Auteur de plus de 150 ouvrages, romancier, nouvelliste et essayiste, Jean-Pierre Andrevon est l’un des piliers de la science-fiction à la française. Il publie aux éditions Vendémiaire Anthologie des dystopies - Les mondes indésirables de la littérature et du cinéma, un panorama exhaustif des mises en scène de la contre-utopie au cinéma et surtout en littérature.

Entretien

Auvergne-Rhône-Alpes Livre et Lecture : En introduction de votre ouvrage, vous définissez le genre comme l'envers de l'utopie, comme la description d'une société dont les dirigeants voudraient faire le bonheur des citoyens contre leur volonté. Est-ce que l'on pourrait également définir la dystopie comme une littérature d'anticipation des nouvelles formes de totalitarisme ? Ou plus simplement comme la littérature du cauchemar social ?

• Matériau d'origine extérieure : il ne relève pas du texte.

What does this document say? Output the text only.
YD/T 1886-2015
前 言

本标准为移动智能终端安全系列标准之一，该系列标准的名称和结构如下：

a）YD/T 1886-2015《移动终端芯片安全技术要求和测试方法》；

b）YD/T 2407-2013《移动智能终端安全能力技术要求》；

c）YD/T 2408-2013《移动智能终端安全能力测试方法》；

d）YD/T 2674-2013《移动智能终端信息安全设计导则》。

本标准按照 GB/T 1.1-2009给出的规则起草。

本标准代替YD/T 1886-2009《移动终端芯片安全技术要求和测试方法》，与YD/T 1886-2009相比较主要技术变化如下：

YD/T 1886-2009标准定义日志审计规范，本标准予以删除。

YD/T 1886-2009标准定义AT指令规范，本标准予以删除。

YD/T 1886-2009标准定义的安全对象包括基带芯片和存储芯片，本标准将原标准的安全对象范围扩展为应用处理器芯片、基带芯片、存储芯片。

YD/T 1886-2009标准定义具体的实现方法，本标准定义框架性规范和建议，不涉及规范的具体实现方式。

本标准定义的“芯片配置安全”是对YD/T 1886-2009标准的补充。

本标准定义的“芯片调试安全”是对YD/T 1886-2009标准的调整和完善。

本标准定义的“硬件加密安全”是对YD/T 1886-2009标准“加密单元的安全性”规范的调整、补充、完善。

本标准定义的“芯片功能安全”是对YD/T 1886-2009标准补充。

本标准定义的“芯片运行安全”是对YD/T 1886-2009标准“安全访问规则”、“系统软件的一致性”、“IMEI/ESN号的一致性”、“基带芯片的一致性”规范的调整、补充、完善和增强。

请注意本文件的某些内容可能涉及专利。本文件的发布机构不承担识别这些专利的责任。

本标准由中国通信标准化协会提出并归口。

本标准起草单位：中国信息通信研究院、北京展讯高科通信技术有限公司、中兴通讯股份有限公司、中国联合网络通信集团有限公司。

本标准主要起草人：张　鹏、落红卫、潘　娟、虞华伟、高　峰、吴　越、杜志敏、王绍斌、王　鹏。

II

Jean-Pierre Andrevon : La dystopie, comme toute forme d'essai visant à construire un futur au choix possible, probable, en tout cas crédible, s'appuie nécessairement sur le présent, car on n'invente jamais rien. La science-fiction ne fait pas exception : Jules Verne n'a pas inventé le sous-marin, il existait déjà. Et si Orwell a écrit 1984, c'est qu'il avait comme modèle le nazisme et le stalinisme (dont il avait eu un avant-goût pendant la Guerre d'Espagne). Et si la dystopie a été « inventée » au XIXe siècle, c'est sans doute parce que les auteurs l'ayant abordée voyaient bien où allait les mener l'âge du fer, du charbon et de la science.

Vous constatez que l'Histoire a souvent transformé l'utopie en son exacte inverse. De ce point de vue, pourrait-on dire que la dystopie est une littérature de critique de l'utopie, qui met en garde contre les dangers que peuvent représenter ses mises en pratique ?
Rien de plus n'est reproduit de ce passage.